Nos lo contaba una alumna que entonces hacía su postgrado de oftalmología en el Hospital Militar “Dr. Carlos Arvelo” de la ciudad de Caracas. Resulta que llegó un cadete perteneciente a la Escuela Naval acompañando a su novia pizpireta, que iba a ser evaluada en su servicio… Todo rígido, engolado y níveo, se paseaba petulante por los pasillos emanando y luciendo, cual pavo real, su aire marcial. Siendo que había transcurrido mucho tiempo, la joven no salía y él se sentía cansado, optó por sentarse en una silla disponible. Pero el inocente ignoraba que precisamente en ese pasillo, adyacente a la Consulta Externa de Oftalmología, solían sentar en hilera a aquellos pacientes cuyas retinas iban a ser examinadas y necesitaban ser dilatados para obtener una pupila amplia -midriasis- que permitiera una mejor observación.
Pues bien, una vez en la fila de sillas, no se percató de que de tiempo en tiempo pasaba una enfermera con un frasquito de colirio midriático 65 aplicando una gota en cada ojo de cada paciente. Distraído y aburrido como estaba, el cadete en cuestión solo sintió cuando su cuello fue extendido hacia atrás y una gota ardientosa cayó en su ojo derecho. Reaccionó de inmediato molesto y pidiendo una explicación. Una vez que le fue dada, se alejó enjugándose con un nevado pañuelo las lágrimas producidas por el ardor del fármaco… Habría transcurrido una media hora cuando comenzó a sentirse raro, mareado y descompuesto. Se asustó mucho frente a un enemigo desconocido al que no podía ver; él, tan saludable como suponía que era. Alguien le sugirió que se dirigiera a la Emergencia del Hospital porque podía ser algo serio. Allí llegó pálido, desencajado, con saltos en el pecho, muy frío y asustado. Un residente de neurocirugía, de esos llamados “gatillo alegre”, que tantas veces merodean en esos predios, que no hacen del pensar un ejercicio intelectual sino que la acción es su divisa, sin mucha indagación ni explicación le metió tremendo puyazo en la región lumbar para practicarle una punción sospechando un sangrado subaracnoideo 66; pero, para su sorpresa, el líquido cefalorraquídeo era límpido, incoloro y con aspecto de “agua de roca”…

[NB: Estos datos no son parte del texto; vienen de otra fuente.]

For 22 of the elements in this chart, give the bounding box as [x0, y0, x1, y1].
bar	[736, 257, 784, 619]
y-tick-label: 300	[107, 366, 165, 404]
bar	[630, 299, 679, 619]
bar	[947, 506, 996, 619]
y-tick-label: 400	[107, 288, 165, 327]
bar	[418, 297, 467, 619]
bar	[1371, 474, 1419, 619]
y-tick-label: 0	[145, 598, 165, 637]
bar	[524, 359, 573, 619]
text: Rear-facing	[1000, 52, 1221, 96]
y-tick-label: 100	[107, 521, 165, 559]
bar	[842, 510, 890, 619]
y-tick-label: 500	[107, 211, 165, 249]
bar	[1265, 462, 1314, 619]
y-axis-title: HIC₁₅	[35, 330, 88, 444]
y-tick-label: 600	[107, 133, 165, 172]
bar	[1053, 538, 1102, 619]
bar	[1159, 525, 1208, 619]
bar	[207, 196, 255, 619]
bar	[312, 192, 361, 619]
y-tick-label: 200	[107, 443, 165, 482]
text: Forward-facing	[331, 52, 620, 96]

-“¡Caramba! -se preguntó rascando su cabeza con un dedo – ¿Cómo puede ser que con un sangrado subaracnoideo el líquido sea tan claro, agua de roca?”

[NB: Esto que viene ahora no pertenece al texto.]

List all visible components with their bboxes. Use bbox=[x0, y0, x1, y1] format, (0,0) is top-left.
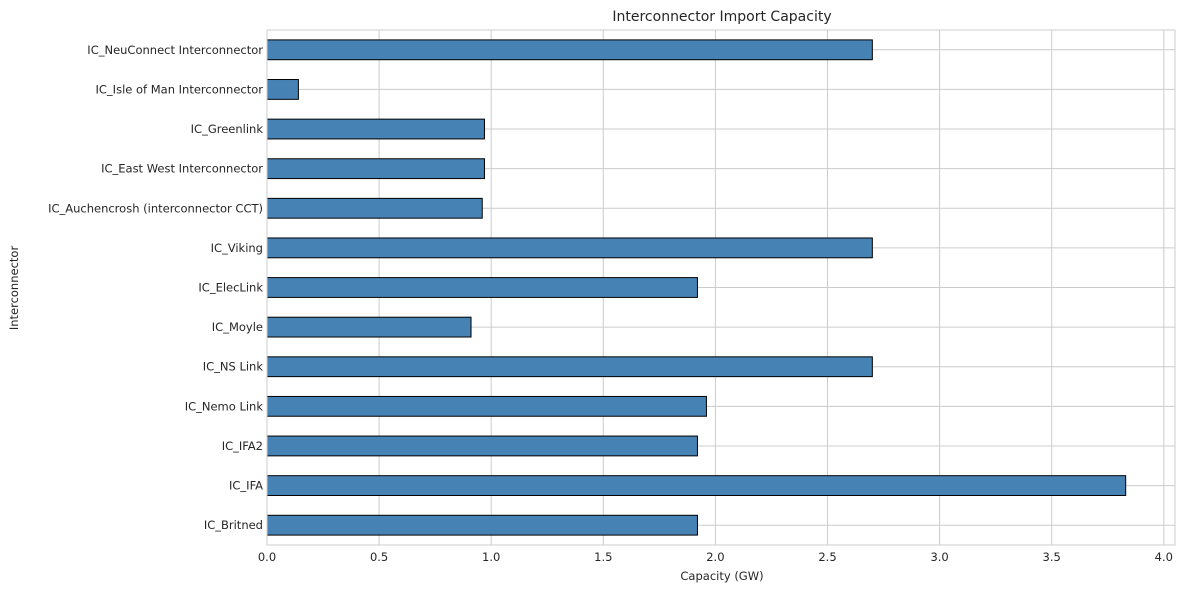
x-tick-label: 2.5 bbox=[818, 550, 836, 564]
bar bbox=[266, 118, 485, 140]
bar bbox=[266, 277, 698, 298]
bar bbox=[266, 197, 483, 219]
y-tick-labels: IC_NeuConnect Interconnector IC_Isle of M… bbox=[48, 43, 263, 532]
chart-title: Interconnector Import Capacity bbox=[612, 9, 831, 25]
y-tick-label: IC_NS Link bbox=[203, 360, 264, 374]
y-tick-label: IC_Viking bbox=[211, 241, 263, 255]
bar bbox=[266, 237, 873, 259]
x-tick-label: 0.5 bbox=[370, 550, 388, 564]
x-tick-label: 3.0 bbox=[930, 550, 948, 564]
plot-frame bbox=[266, 29, 1176, 546]
x-tick-labels: 0.0 0.5 1.0 1.5 2.0 2.5 3.0 3.5 4.0 bbox=[258, 550, 1173, 564]
y-tick-label: IC_Moyle bbox=[212, 320, 263, 334]
bar bbox=[266, 158, 485, 180]
y-axis-label: Interconnector bbox=[7, 246, 21, 331]
y-tick-label: IC_Greenlink bbox=[191, 122, 264, 136]
y-tick-label: IC_IFA bbox=[229, 479, 263, 493]
bar bbox=[266, 395, 707, 417]
y-tick-label: IC_Britned bbox=[204, 518, 263, 532]
x-tick-label: 0.0 bbox=[258, 550, 276, 564]
bar bbox=[266, 316, 472, 338]
x-axis-label: Capacity (GW) bbox=[680, 569, 763, 583]
x-tick-label: 4.0 bbox=[1155, 550, 1173, 564]
x-tick-label: 1.0 bbox=[482, 550, 500, 564]
bar bbox=[266, 79, 299, 100]
x-tick-label: 1.5 bbox=[594, 550, 612, 564]
bar bbox=[266, 356, 873, 378]
y-tick-label: IC_IFA2 bbox=[222, 439, 263, 453]
x-tick-label: 3.5 bbox=[1043, 550, 1061, 564]
y-tick-label: IC_ElecLink bbox=[198, 281, 263, 295]
bar bbox=[266, 435, 698, 457]
y-tick-label: IC_Auchencrosh (interconnector CCT) bbox=[48, 201, 263, 215]
y-tick-label: IC_East West Interconnector bbox=[101, 162, 263, 176]
y-tick-label: IC_Isle of Man Interconnector bbox=[96, 82, 264, 96]
y-tick-label: IC_Nemo Link bbox=[185, 399, 264, 413]
bar bbox=[266, 39, 873, 61]
bar bbox=[266, 514, 698, 536]
x-tick-label: 2.0 bbox=[706, 550, 724, 564]
y-tick-label: IC_NeuConnect Interconnector bbox=[87, 43, 263, 57]
bar bbox=[266, 475, 1127, 496]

La punción lumbar, a más de estar contraindicada en presencia de una pupila dilatada por la posibilidad de inducir una hernia intracraneal transtentorial o descenso de las amígdalas cerebelosas había sido una conducta censurable; su ligereza le mereció una seria reprimenda por parte del neurocirujano superior que ante el desaguisado, optó por llamar de inmediato al oftalmólogo de guardia. Mi alumna se acercó a aquel conjunto de lividez y temblor incontrolable, y al ver aquella pupila en extremo dilatada le preguntó sin dudar…

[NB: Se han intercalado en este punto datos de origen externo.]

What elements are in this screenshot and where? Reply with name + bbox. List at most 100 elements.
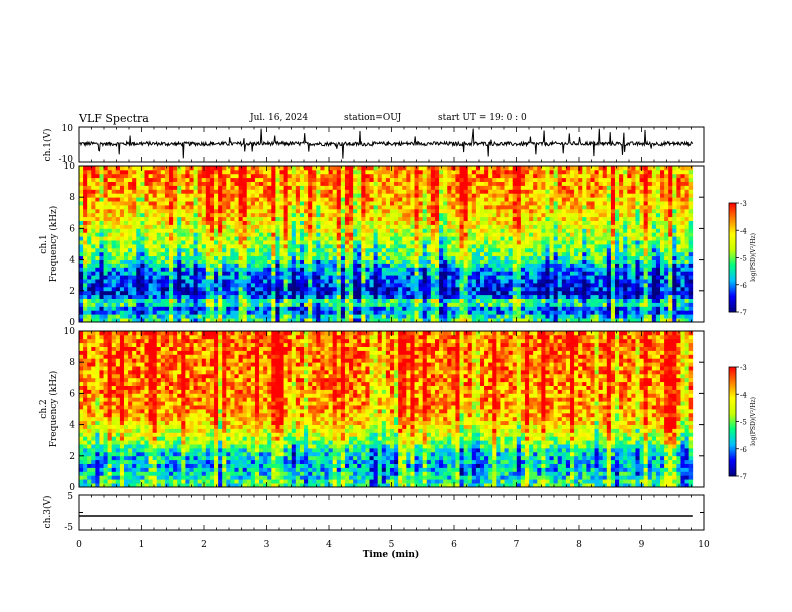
spectrogram-cell bbox=[545, 275, 550, 280]
spectrogram-cell bbox=[234, 169, 239, 175]
spectrogram-cell bbox=[344, 310, 350, 315]
spectrogram-cell bbox=[565, 173, 571, 179]
spectrogram-cell bbox=[529, 275, 534, 280]
spectrogram-cell bbox=[524, 263, 530, 268]
spectrogram-cell bbox=[574, 205, 579, 210]
spectrogram-cell bbox=[439, 298, 444, 303]
spectrogram-cell bbox=[455, 181, 460, 186]
spectrogram-cell bbox=[324, 212, 329, 218]
spectrogram-cell bbox=[549, 169, 555, 175]
spectrogram-cell bbox=[189, 216, 194, 221]
spectrogram-cell bbox=[320, 267, 325, 272]
spectrogram-cell bbox=[561, 201, 567, 206]
spectrogram-cell bbox=[304, 224, 309, 229]
spectrogram-cell bbox=[152, 236, 158, 241]
spectrogram-cell bbox=[124, 169, 129, 175]
spectrogram-cell bbox=[95, 286, 100, 292]
spectrogram-cell bbox=[447, 216, 452, 221]
spectrogram-cell bbox=[578, 232, 583, 237]
spectrogram-cell bbox=[169, 240, 174, 245]
spectrogram-cell bbox=[570, 306, 575, 311]
spectrogram-cell bbox=[205, 166, 211, 171]
spectrogram-cell bbox=[426, 181, 432, 186]
spectrogram-cell bbox=[254, 189, 260, 194]
spectrogram-cell bbox=[299, 255, 305, 260]
spectrogram-cell bbox=[451, 294, 456, 299]
spectrogram-cell bbox=[369, 294, 374, 299]
spectrogram-cell bbox=[385, 232, 391, 237]
spectrogram-cell bbox=[124, 173, 129, 179]
spectrogram-cell bbox=[91, 275, 96, 280]
spectrogram-cell bbox=[439, 263, 444, 268]
spectrogram-cell bbox=[79, 212, 84, 218]
spectrogram-cell bbox=[193, 224, 199, 229]
spectrogram-cell bbox=[254, 181, 260, 186]
spectrogram-cell bbox=[418, 310, 424, 315]
spectrogram-cell bbox=[250, 267, 256, 272]
spectrogram-cell bbox=[218, 247, 223, 253]
spectrogram-cell bbox=[389, 263, 395, 268]
spectrogram-cell bbox=[295, 232, 301, 237]
spectrogram-cell bbox=[119, 283, 125, 288]
spectrogram-cell bbox=[177, 302, 182, 307]
spectrogram-cell bbox=[357, 181, 362, 186]
spectrogram-cell bbox=[389, 240, 395, 245]
spectrogram-cell bbox=[439, 173, 444, 179]
spectrogram-cell bbox=[394, 283, 399, 288]
spectrogram-cell bbox=[218, 263, 223, 268]
spectrogram-cell bbox=[463, 181, 469, 186]
spectrogram-cell bbox=[557, 263, 563, 268]
spectrogram-cell bbox=[557, 224, 563, 229]
spectrogram-cell bbox=[136, 318, 141, 323]
spectrogram-cell bbox=[467, 263, 473, 268]
spectrogram-cell bbox=[549, 279, 555, 284]
spectrogram-cell bbox=[574, 208, 579, 214]
spectrogram-cell bbox=[394, 286, 399, 292]
spectrogram-cell bbox=[508, 185, 514, 190]
spectrogram-cell bbox=[455, 298, 460, 303]
spectrogram-cell bbox=[320, 283, 325, 288]
spectrogram-cell bbox=[152, 205, 158, 210]
spectrogram-cell bbox=[443, 298, 448, 303]
spectrogram-cell bbox=[250, 286, 256, 292]
spectrogram-cell bbox=[140, 189, 145, 194]
spectrogram-cell bbox=[430, 220, 436, 225]
spectrogram-cell bbox=[214, 255, 219, 260]
spectrogram-cell bbox=[340, 251, 346, 257]
spectrogram-cell bbox=[287, 208, 293, 214]
spectrogram-cell bbox=[349, 189, 354, 194]
spectrogram-cell bbox=[152, 220, 158, 225]
spectrogram-cell bbox=[299, 236, 305, 241]
spectrogram-cell bbox=[115, 251, 121, 257]
spectrogram-cell bbox=[451, 173, 456, 179]
spectrogram-cell bbox=[512, 208, 518, 214]
spectrogram-cell bbox=[324, 310, 329, 315]
spectrogram-cell bbox=[189, 306, 194, 311]
spectrogram-cell bbox=[332, 228, 338, 233]
spectrogram-cell bbox=[586, 263, 591, 268]
spectrogram-cell bbox=[152, 189, 158, 194]
spectrogram-cell bbox=[549, 302, 555, 307]
spectrogram-cell bbox=[119, 302, 125, 307]
spectrogram-cell bbox=[148, 212, 154, 218]
spectrogram-cell bbox=[512, 189, 518, 194]
spectrogram-cell bbox=[308, 271, 313, 276]
spectrogram-cell bbox=[99, 275, 104, 280]
spectrogram-cell bbox=[475, 228, 481, 233]
spectrogram-cell bbox=[308, 189, 313, 194]
spectrogram-cell bbox=[398, 212, 403, 218]
spectrogram-cell bbox=[561, 318, 567, 323]
spectrogram-cell bbox=[144, 185, 149, 190]
spectrogram-cell bbox=[164, 294, 170, 299]
spectrogram-cell bbox=[365, 220, 370, 225]
spectrogram-cell bbox=[222, 255, 227, 260]
spectrogram-cell bbox=[320, 247, 325, 253]
spectrogram-cell bbox=[557, 271, 563, 276]
spectrogram-cell bbox=[181, 205, 186, 210]
spectrogram-cell bbox=[242, 279, 248, 284]
spectrogram-cell bbox=[340, 286, 346, 292]
spectrogram-cell bbox=[254, 259, 260, 264]
spectrogram-cell bbox=[402, 181, 407, 186]
spectrogram-cell bbox=[99, 247, 104, 253]
spectrogram-cell bbox=[516, 205, 522, 210]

–“Cadete, tenga la bondad, ¿Recientemente le han aplicado algún colirio en este ojo…?” Era esa la pregunta que cabía precisamente, antes y después…
65 Los agentes o colirios midriáticos son sustancias que producen dilatación de la pupila.
66 La hemorragia subaracnoidea espontánea se define como la salida de sangre al espacio subaracnoideo, sin relación con trauma craneoencefálico, no es raro que corresponda a la ruptura de un aneurisma intracraneal y la cefalea es uno de sus primeros síntomas. En esas circunstancias de líquido cefalorraquídeo suele estar teñido de rojo.